Key Texts: Leviticus, 14:34, Rashi
לד כִּי תָבֹאוּ אֶל-אֶרֶץ כְּנַעַן, אֲשֶׁר אֲנִי נֹתֵן לָכֶם לַאֲחֻזָּה; וְנָתַתִּי נֶגַע צָרַעַת, בְּבֵית אֶרֶץ אֲחֻזַּתְכֶם.לה וּבָא אֲשֶׁר-לוֹ הַבַּיִת, וְהִגִּיד לַכֹּהֵן לֵאמֹר: כְּנֶגַע, נִרְאָה לִי בַּבָּיִת.
34 When ye are come into the land of Canaan, which I give to you for a possession, and I put the plague of tzaraat in a house of the land of your possession; 35 then he that owneth the house shall come and tell the priest, saying: ‘There seemeth to me to be as it were a plague in the house.’

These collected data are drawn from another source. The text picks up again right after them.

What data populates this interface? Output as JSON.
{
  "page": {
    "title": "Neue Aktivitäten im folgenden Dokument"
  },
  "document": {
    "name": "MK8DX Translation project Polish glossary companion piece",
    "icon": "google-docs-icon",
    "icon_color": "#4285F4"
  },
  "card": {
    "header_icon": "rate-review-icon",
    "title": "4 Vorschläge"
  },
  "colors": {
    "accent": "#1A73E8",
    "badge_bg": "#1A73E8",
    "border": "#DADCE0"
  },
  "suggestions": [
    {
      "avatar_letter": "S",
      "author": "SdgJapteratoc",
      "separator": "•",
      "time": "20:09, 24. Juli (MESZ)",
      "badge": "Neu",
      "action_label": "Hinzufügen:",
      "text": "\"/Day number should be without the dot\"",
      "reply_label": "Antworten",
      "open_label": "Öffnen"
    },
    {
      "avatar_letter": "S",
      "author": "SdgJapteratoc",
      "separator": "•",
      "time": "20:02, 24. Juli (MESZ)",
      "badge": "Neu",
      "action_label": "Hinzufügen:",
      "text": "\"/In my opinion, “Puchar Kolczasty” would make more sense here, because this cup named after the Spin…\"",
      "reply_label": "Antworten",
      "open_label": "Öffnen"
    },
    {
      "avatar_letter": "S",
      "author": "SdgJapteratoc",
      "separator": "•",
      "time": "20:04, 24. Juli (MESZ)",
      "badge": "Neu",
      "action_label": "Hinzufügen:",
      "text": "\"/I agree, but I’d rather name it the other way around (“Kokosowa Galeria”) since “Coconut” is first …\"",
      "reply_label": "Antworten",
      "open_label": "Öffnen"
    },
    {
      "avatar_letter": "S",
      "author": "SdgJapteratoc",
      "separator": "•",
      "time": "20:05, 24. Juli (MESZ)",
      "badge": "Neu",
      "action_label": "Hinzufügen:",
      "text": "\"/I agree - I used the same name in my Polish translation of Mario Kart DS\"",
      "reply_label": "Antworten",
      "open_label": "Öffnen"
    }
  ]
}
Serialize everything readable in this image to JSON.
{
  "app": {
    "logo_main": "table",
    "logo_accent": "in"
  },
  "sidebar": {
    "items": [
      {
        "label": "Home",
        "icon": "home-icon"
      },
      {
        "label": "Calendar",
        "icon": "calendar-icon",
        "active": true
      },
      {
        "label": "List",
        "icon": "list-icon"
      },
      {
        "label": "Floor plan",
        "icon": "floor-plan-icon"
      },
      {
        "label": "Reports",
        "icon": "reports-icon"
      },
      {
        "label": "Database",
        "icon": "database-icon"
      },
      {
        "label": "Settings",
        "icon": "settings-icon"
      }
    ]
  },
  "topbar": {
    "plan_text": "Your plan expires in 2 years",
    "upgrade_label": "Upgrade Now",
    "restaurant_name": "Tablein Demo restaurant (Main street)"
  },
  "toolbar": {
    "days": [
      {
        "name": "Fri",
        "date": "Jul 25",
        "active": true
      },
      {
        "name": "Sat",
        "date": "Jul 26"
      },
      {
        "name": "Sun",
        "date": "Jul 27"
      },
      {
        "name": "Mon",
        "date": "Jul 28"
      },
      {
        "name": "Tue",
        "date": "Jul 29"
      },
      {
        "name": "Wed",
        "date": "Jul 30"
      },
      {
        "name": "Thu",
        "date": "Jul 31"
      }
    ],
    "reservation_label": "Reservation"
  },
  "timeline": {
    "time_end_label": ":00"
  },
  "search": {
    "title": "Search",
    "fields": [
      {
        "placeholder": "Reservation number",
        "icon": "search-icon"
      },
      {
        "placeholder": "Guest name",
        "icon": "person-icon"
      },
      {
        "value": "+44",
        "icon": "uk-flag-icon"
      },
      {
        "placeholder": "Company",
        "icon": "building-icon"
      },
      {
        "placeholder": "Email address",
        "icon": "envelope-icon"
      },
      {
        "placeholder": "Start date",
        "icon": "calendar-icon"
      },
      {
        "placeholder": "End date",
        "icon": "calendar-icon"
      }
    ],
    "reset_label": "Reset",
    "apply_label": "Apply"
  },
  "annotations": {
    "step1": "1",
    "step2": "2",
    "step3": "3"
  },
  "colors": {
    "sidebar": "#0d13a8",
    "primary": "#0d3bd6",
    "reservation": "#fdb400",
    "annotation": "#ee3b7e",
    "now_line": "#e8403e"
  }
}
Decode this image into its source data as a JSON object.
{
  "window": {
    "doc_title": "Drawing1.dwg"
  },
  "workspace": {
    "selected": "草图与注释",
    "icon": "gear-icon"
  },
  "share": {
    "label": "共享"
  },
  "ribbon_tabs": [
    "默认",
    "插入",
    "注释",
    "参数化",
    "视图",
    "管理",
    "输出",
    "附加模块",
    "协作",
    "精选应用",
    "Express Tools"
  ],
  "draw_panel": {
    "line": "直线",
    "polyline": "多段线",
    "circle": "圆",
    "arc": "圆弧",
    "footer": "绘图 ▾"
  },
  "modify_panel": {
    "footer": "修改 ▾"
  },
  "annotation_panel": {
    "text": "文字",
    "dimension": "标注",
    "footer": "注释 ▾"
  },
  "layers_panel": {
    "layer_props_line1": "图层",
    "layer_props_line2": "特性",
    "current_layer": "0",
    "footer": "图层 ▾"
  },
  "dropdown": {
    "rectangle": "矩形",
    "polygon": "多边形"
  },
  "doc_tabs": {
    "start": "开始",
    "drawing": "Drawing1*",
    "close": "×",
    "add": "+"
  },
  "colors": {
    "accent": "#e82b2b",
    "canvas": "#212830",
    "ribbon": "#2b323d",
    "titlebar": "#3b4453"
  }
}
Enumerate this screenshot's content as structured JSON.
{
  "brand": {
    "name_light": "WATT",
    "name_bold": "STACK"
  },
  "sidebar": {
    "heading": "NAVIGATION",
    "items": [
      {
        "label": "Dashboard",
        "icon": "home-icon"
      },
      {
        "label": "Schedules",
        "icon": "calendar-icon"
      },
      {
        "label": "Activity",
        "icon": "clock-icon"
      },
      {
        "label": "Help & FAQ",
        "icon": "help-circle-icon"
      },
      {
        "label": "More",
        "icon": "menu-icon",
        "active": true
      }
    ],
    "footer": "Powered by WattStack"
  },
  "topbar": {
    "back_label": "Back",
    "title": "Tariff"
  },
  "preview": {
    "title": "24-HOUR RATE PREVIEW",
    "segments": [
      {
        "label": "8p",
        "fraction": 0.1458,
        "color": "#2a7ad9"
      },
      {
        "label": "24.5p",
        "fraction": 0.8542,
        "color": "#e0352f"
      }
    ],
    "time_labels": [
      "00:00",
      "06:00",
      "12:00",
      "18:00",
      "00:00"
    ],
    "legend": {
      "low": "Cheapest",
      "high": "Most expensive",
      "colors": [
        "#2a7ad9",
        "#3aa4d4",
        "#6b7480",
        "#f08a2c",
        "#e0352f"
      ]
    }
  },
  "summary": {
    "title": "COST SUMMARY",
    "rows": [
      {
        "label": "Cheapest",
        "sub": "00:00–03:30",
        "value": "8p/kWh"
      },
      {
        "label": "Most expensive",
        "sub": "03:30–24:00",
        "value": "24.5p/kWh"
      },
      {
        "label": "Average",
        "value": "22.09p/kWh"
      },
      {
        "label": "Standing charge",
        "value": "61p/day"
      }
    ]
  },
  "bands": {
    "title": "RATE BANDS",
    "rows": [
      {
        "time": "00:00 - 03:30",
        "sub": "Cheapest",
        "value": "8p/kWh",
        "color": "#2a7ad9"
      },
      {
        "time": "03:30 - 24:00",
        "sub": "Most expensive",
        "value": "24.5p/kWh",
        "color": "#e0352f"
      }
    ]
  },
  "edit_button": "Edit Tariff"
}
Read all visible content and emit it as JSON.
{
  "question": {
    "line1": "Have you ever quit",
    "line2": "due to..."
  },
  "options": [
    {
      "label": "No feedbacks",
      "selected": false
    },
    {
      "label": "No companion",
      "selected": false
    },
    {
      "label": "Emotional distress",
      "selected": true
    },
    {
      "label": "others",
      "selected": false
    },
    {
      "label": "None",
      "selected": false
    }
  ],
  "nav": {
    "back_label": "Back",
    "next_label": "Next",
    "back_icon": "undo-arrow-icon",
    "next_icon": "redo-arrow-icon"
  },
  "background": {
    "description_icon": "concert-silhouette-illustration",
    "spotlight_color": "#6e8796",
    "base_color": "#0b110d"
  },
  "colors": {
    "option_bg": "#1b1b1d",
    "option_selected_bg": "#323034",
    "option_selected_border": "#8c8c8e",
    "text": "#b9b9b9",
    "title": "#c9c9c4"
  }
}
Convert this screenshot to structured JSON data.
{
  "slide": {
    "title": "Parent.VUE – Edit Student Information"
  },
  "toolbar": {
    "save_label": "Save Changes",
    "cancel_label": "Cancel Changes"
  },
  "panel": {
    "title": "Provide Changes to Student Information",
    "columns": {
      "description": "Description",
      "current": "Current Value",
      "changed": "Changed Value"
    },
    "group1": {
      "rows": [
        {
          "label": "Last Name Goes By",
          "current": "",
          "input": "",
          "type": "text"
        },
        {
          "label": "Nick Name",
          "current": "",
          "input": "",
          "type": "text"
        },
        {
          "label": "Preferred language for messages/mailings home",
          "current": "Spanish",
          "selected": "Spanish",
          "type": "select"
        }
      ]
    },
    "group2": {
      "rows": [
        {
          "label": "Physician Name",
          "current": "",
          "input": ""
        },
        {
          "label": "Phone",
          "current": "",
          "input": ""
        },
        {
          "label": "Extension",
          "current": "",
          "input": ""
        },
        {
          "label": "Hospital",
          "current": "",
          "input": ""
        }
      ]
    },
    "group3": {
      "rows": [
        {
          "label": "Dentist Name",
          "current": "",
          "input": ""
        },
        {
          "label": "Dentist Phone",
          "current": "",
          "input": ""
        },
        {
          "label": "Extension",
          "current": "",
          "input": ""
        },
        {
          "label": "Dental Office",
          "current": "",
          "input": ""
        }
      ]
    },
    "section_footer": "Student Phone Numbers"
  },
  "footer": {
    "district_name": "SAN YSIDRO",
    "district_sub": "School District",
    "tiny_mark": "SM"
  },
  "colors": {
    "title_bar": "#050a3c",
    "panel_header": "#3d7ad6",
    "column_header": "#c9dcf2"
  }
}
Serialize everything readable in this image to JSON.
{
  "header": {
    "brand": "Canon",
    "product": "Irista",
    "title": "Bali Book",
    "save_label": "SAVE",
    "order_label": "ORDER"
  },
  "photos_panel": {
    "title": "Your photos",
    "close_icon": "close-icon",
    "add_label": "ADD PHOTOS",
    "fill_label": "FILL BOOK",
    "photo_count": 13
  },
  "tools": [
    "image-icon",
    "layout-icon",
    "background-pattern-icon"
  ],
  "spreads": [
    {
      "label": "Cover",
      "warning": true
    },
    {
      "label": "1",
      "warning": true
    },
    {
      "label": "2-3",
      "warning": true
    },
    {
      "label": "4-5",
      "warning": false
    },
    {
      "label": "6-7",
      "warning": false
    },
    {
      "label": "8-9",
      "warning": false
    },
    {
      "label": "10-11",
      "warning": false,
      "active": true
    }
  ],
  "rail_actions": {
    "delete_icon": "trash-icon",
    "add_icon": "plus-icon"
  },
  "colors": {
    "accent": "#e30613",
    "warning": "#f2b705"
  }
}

Rashi: [the tzaraat] is a means of conveying of good news! For the Amorites hid treasures of gold in the walls of their houses all 40 years that Israel was in the desert, and because of the plague the owner would tear it down and would find the treasure.
Modern Application to Israel
Israel challenges us. When we engage in it, we often do so from the comfort of walls that we inhabit. Our intellectual and emotional walls shape our understanding of the situation, letting in certain ideas and feelings while blocking out others. But what treasures are we denying ourselves by putting up these walls? What would happen if we tore them down, even for a moment? What might we discover about Israel? About ourselves?
What are the walls we have as a community around Israel?
Are they walls that shut out the voices of a younger generation?
Are they walls that block out a religious inspiration for Israel?
Are they walls that block the voices of those who disagree with us?